A key element of success in any freelance career – whether you’re already in business or just thinking about going freelance – is self-knowledge. Yet, like many others, if you were asked right now exactly what you are good and bad at you may not be able to come up with a definitive answer. But by failing to recognise and promote your strengths you’re not only making it hard for others to do so, you’re in danger of letting many profitable opportunities pass you by.
The most effective way of increasing your self-knowledge is to carry out a SWOT analysis –a process whereby you take a careful look at your Strengths and Weaknesses and then relate them to the Opportunities and Threats that surround you. It’s a very simple but surprisingly helpful tool and one that you can use in many different situations – from analysing relationships, to personal and professional decision making.
For now, we’re going to look at how it might help your success as a freelancer. And to do it all you need is a spare half hour, a bit of peace and quiet, a pen and a few sheets of paper.
Start by listing, very quickly, all your strengths including skills, mental abilities, even physical attributes (e.g.” I can stay awake for a long time”). “Strengths” don’t have to be things that you’re the best in the world at, this isn’t a competition. They’re just things that you’re good at. And don’t be coy – try to identify dozens of strengths, not just a few.
This time note down all the opportunities that you know are out there in relation to your work – all the work you might do, all the ways you might get it. Again this should be a pretty exhaustive list. Don’t leave things off because you think they’re avenues you couldn’t successfully pursue– put them down anyway. Next to each note whether you consider they’re short, medium, or long-term opportunities. You may change your opinion later on but for now you want your list to be inclusive.
Although in the SWOT model the Weaknesses analysis is second to the strengths, I never think this is a good idea. We all tend to recognise our weaknesses far more than our strengths and it’s very easy to get terribly bogged down here and end up feeling you’re no good at anything. Again, be brutally honest with yourself (no one is going to see this list but you) but this time just note down your main weaknesses and leave it at that. Your list should be very short.
Finally, note down any threats that you and your business may be facing at present. Currently these are probably most likely to be related to the economic climate, but they may also concern such diverse variables as relationships, suppliers, your health, or legal developments.

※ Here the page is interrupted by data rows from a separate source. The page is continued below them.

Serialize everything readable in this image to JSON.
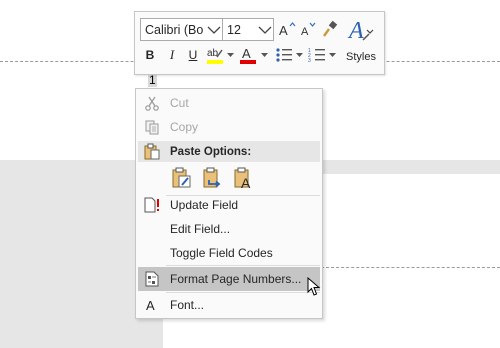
{
  "document": {
    "page_number_field": "1"
  },
  "mini_toolbar": {
    "font_name": "Calibri (Bo",
    "font_size": "12",
    "bold": "B",
    "italic": "I",
    "underline": "U",
    "styles_label": "Styles",
    "highlight_color": "#ffff00",
    "font_color": "#e00000"
  },
  "context_menu": {
    "cut": "Cut",
    "copy": "Copy",
    "paste_options_header": "Paste Options:",
    "update_field": "Update Field",
    "edit_field": "Edit Field...",
    "toggle_field_codes": "Toggle Field Codes",
    "format_page_numbers": "Format Page Numbers...",
    "font": "Font..."
  },
  "icons": {
    "cut": "scissors-icon",
    "copy": "copy-icon",
    "paste": "clipboard-icon",
    "update_field": "update-field-icon",
    "format_page_numbers": "page-number-format-icon",
    "font": "font-icon"
  }
}
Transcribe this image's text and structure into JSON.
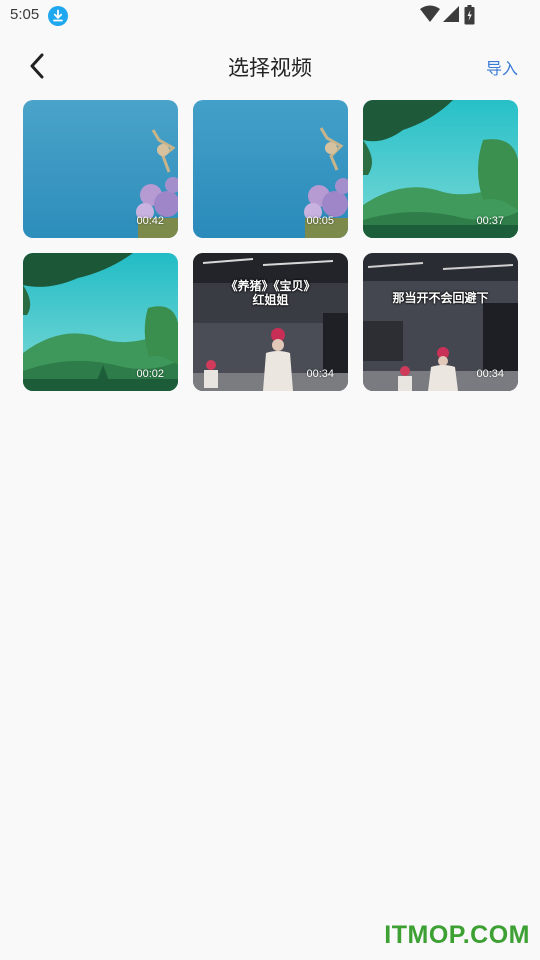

When you’ve identified your threats, go through your list and mark each as Low, Medium or High.
This is where you bring everything together and work out what action you’re going to take as a result of your soul-searching – after all, thought without deeds will get you nowhere at all.
Start by looking at your Strengths and your Opportunities and identify at least three where you can see there is a good match. For example, you might decide that there is an opportunity for some sort of instant response service in your line of business and realise that it would be a good one for you because you’re good at thinking on your feet and leaping into action quickly. Or you might see that because you’re greatest strength is solid head-down perseverance, you might want to pursue the opportunity to team up with another freelancer who is more of a get-up-and-go ideas person.
Once you’ve identified (and written down!) some key opportunities that you could pursue (looking first at the short to medium term contenders), you need to turn to your weaknesses and threats to see what might stand in your way and hinder your success. Here acknowledgement is more important than action. Success lies in building on your strengths not trying to fix your weaknesses or overcome external threats. So be aware of them, address ways of getting round them, but don’t let them stop you from moving forward, particularly if the threats are only low or medium.
A word of caution. Although a SWOT analysis sounds a simple process you may find it challenging if you’re doing it for the first time. After all if it simply involved the blindingly obvious, you wouldn’t be learning anything new. So don’t give up if you’re not sure what your strengths are or you can’t think of any opportunities. Keep coming back to it. If you’re stuck try asking other people what they think you’re good and what they, in your shoes, would do. And look at what other successful freelancers are doing – how might that relate to you?
At the end of your analysis you should have a shortlist of opportunities to pursue to help build your business. Based on your newly improved self-knowledge your likelihood of success is now greatly improved.